The judge explained his reasoning as follows:
“Where, say, someone buys and moves into a house with a drive, he can plainly be in ‘actual occupation’ of the drive as well as the house even though he does not spend much time on the drive itself or keep possessions on it. Mere use of an access may not amount to occupation, but, where the person using a drive owns it and the house it serves, it may be proper to consider him to be occupying both house and drive as an owner-occupier. Similarly, it seems to me that Mr Craggs will have come to be in ‘actual occupation’ of the yard as well as the Craggs Barn.”

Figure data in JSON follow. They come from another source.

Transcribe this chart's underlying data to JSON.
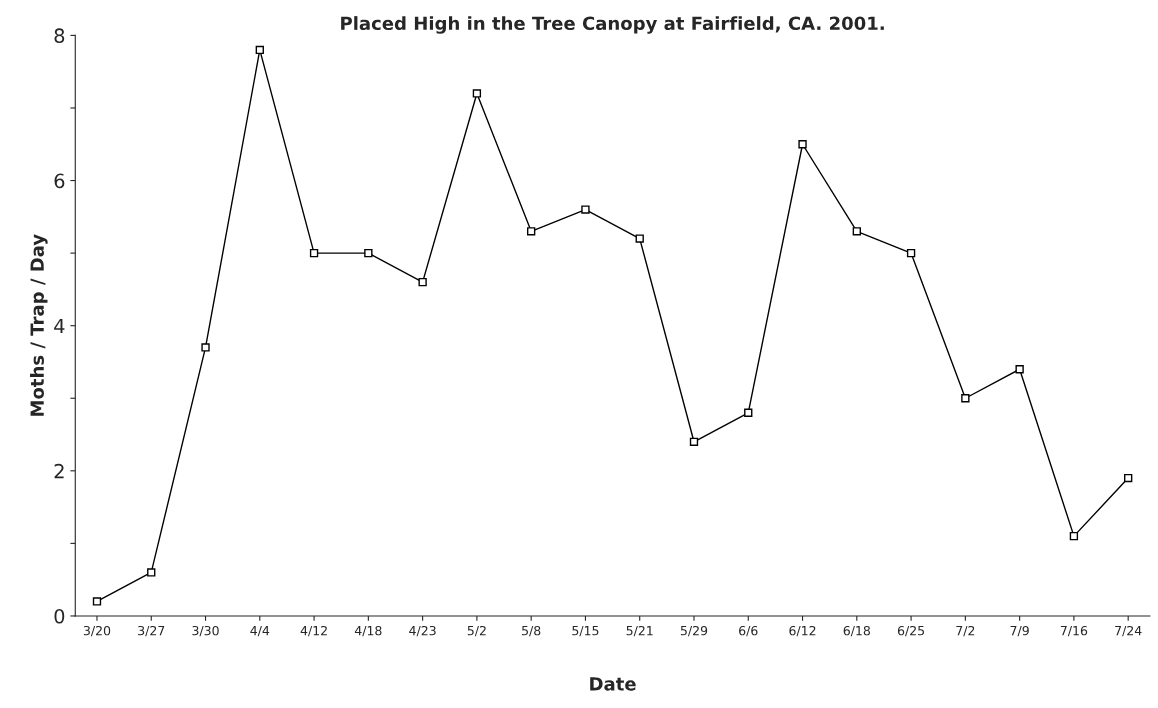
{
  "chart_data": {
    "type": "line",
    "title": "Placed High in the Tree Canopy at Fairfield, CA. 2001.",
    "xlabel": "Date",
    "ylabel": "Moths / Trap / Day",
    "categories": [
      "3/20",
      "3/27",
      "3/30",
      "4/4",
      "4/12",
      "4/18",
      "4/23",
      "5/2",
      "5/8",
      "5/15",
      "5/21",
      "5/29",
      "6/6",
      "6/12",
      "6/18",
      "6/25",
      "7/2",
      "7/9",
      "7/16",
      "7/24"
    ],
    "series": [
      {
        "color": "#000000",
        "values": [
          0.2,
          0.6,
          3.7,
          7.8,
          5.0,
          5.0,
          4.6,
          7.2,
          5.3,
          5.6,
          5.2,
          2.4,
          2.8,
          6.5,
          5.3,
          5.0,
          3.0,
          3.4,
          1.1,
          1.9
        ]
      }
    ],
    "ylim": [
      0,
      8
    ],
    "yticks": [
      0,
      {
        "value": 1,
        "label": null
      },
      2,
      {
        "value": 3,
        "label": null
      },
      4,
      {
        "value": 5,
        "label": null
      },
      6,
      {
        "value": 7,
        "label": null
      },
      8
    ],
    "grid": false,
    "legend": false,
    "marker": "square",
    "line_style": "solid"
  }
}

The fact that Mr Craggs was held to be in ‘actual occupation’ meant that he would not be bound by the right of way granted to the Bakers unless his interest was overreached.
Overreaching
The Judge found that the Bakers had paid the purchase price for their barn to two trustees and this meant under the Law of Property Act 1925 that any interest of Mr Craggs arising from his occupation was automatically transferred from the land to the purchase money paid to the Sellers. As a result Mr Craggs’ yard was bound by the right of way granted to the Bakers.
Conclusion
As highlighted in our article in the Autumn edition of Agricultural Lore (click here to download), the registration gap can cause a number of difficulties. In addition to a number of legal issues, there are several practical lessons from this case; first, great care must be taken when dividing a farm into several lots for sale. Plans showing the extent of each lot and the location of any rights of way or other easements must be detailed and accurate; secondly, where rights are proposed to be granted to one lot over another, the description of the burdened property should include full details of the rights to be created; rights and corresponding reservations should be included in the transfers of the affected properties; and finally it goes without saying that priority period deadlines must also be met if buyers are to be protected from being bound by unexpected interests created after completion of their purchase.